Time series of gene expression of gene, protein and metabolite concentrations are becoming available as the result of the rapid development of novel, high-throughput experimental techniques in genomics sciences. Such time series implicitly contain valuable information about the connectivity and regulatory structure of the underlying genetic or biochemical network mechanism. The extraction of this information is a challenging task because it requires the development of new mathematical and computational methods of nonlinear estimation that involve iterative search algorithms. Priming these algorithms with high-quality initial guesses can great accelerate the search process.
Even when full genomic sequences for an organism are available, the functions and interactions of only a small number of gene components are clear. Presently, the functions of uncharacterized proteins have usually been inferred on the basis of sequence similarities, common structural motifs, gene order, gene fusion events, or similarities in gene expression. The proposal goal is to develop a new method for functional predictions based on the role of the gene in networks.
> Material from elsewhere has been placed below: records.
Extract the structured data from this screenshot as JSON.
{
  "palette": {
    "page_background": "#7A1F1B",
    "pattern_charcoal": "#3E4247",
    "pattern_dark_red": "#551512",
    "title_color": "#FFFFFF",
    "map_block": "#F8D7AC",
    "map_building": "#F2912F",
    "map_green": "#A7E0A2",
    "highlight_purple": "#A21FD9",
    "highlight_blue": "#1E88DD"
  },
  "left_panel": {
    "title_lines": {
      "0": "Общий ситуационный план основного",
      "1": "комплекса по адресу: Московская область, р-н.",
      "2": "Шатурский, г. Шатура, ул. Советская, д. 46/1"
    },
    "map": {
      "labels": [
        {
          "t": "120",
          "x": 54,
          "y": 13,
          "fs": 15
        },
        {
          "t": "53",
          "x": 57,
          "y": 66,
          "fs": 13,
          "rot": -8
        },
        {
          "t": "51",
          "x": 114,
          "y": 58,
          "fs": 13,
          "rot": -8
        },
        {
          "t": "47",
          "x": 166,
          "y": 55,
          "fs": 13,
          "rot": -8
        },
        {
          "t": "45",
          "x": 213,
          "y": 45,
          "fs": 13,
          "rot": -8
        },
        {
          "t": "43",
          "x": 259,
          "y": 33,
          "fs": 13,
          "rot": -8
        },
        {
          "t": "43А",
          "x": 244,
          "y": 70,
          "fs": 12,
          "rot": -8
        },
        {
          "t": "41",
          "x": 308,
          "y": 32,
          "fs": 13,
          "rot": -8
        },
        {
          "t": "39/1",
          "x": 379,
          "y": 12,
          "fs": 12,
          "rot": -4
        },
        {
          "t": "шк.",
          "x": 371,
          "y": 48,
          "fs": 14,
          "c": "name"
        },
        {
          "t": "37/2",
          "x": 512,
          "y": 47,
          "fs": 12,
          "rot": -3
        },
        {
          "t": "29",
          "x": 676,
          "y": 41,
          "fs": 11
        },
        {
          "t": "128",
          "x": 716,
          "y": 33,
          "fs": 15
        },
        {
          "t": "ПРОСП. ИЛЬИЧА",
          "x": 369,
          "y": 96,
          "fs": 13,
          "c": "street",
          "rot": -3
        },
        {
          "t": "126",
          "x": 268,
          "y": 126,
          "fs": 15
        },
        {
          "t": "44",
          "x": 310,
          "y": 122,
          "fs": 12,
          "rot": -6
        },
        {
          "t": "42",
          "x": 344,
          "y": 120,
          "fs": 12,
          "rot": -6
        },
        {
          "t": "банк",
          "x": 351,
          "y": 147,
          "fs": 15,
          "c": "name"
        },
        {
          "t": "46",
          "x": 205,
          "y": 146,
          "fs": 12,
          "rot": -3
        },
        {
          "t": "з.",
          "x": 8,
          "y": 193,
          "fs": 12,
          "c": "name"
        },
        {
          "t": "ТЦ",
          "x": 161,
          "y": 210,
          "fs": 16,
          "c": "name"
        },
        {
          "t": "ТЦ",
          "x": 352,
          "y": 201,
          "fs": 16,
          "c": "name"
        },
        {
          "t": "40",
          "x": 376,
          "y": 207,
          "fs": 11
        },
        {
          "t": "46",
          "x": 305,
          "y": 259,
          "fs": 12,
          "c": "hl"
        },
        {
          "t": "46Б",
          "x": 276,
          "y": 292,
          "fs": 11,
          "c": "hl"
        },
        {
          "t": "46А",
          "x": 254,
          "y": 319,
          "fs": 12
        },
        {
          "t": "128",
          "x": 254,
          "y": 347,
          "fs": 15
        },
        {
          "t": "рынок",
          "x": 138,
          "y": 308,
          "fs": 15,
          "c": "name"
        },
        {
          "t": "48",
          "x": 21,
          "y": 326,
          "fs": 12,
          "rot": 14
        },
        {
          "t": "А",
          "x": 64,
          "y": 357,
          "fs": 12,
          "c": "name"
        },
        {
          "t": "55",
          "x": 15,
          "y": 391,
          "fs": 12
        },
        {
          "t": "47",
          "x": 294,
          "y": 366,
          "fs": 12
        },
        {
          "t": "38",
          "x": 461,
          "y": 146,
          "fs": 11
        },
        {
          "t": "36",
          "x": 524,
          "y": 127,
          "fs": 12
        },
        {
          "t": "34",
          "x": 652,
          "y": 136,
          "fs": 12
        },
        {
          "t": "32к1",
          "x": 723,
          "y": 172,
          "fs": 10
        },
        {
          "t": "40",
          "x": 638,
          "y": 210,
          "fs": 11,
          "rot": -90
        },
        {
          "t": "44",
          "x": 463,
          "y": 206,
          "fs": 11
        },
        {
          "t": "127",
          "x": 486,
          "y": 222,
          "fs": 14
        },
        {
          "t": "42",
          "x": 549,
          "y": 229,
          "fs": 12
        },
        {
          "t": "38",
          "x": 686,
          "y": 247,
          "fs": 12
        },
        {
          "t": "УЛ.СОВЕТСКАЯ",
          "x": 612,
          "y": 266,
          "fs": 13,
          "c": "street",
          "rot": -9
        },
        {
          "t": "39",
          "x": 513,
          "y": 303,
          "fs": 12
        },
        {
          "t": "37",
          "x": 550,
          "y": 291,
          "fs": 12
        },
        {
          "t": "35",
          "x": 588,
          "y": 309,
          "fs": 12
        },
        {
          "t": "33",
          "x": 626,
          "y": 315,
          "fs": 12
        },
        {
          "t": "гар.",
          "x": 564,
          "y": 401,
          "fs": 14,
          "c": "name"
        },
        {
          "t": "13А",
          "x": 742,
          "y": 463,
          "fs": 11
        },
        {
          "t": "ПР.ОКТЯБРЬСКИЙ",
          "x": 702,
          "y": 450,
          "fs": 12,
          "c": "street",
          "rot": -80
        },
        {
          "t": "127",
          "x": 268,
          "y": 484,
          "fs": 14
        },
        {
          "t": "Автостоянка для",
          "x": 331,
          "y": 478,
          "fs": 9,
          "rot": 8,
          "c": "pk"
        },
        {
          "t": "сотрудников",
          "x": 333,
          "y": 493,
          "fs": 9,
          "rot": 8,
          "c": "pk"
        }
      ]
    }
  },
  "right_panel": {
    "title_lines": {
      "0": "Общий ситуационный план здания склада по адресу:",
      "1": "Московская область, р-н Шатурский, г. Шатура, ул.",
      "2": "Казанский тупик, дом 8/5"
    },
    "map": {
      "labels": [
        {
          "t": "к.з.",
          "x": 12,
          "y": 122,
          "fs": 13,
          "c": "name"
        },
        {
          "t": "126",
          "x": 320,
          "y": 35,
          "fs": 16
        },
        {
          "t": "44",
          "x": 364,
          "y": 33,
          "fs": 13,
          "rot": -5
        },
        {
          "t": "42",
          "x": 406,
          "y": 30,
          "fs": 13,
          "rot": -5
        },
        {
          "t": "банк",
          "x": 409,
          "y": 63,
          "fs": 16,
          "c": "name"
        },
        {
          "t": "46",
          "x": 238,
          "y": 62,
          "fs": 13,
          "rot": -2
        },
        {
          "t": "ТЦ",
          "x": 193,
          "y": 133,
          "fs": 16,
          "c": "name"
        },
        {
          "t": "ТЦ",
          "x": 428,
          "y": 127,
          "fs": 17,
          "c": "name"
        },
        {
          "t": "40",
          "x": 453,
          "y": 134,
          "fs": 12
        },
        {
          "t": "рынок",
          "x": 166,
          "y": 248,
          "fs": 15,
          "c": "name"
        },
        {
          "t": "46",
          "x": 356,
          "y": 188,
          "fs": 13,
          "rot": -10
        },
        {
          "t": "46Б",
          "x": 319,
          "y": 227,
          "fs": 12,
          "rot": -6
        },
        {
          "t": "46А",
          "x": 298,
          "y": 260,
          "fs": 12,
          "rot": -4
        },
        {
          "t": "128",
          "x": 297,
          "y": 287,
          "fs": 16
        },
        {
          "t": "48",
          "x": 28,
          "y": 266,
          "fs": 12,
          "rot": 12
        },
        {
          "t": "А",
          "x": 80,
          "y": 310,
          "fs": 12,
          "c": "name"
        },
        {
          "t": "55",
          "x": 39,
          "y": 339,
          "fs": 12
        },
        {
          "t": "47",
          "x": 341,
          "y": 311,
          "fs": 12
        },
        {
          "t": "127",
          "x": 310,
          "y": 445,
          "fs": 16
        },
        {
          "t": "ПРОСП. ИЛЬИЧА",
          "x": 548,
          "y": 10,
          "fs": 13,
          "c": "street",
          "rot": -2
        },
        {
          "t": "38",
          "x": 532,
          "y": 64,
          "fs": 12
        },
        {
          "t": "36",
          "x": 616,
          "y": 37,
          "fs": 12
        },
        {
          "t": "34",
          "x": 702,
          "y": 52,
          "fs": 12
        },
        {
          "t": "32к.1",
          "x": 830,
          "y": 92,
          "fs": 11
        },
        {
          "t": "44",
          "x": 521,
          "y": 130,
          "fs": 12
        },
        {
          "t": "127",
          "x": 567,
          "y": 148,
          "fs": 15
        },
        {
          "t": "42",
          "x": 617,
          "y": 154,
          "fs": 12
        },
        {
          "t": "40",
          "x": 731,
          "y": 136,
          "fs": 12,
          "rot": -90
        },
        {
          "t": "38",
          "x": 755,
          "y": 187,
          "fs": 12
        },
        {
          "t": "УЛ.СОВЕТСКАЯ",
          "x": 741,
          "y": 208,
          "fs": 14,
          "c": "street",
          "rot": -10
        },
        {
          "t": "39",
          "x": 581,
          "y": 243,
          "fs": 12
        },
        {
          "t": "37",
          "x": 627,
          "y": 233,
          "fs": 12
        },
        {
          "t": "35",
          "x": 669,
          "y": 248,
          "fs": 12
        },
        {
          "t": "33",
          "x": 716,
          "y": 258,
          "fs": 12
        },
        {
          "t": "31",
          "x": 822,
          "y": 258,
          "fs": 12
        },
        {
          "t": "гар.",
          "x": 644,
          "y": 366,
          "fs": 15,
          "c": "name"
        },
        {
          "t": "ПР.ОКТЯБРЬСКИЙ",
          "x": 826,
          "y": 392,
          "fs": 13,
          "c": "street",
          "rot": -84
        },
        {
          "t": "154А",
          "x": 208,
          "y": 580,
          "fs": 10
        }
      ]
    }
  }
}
This method allow us to perform functional predictions for proteins independent of homologies in structure or sequence, and provide a way to characterize proteins that have not yet been studied using published biological data from high-throughput technologies.
The methodology will be applicable to any organism, including humans, where only three to five percent of gene function is known. As we better understand the functions of genes and proteins in a network context, we can better predict and control their responses to internal and external perturbations. For the foreseeable future, the type of modeling predictions will likely be one of the many inputs into the decision making process in the pharmaceutical industry, and biomedical sciences. The research will provide interdisciplinary (biological, mathematical and computational; experimental and theoretical) training to undergraduate and graduate students and postdoctoral researchers, and help produce a generation of scientists comfortable both with biology, mathematics and computation.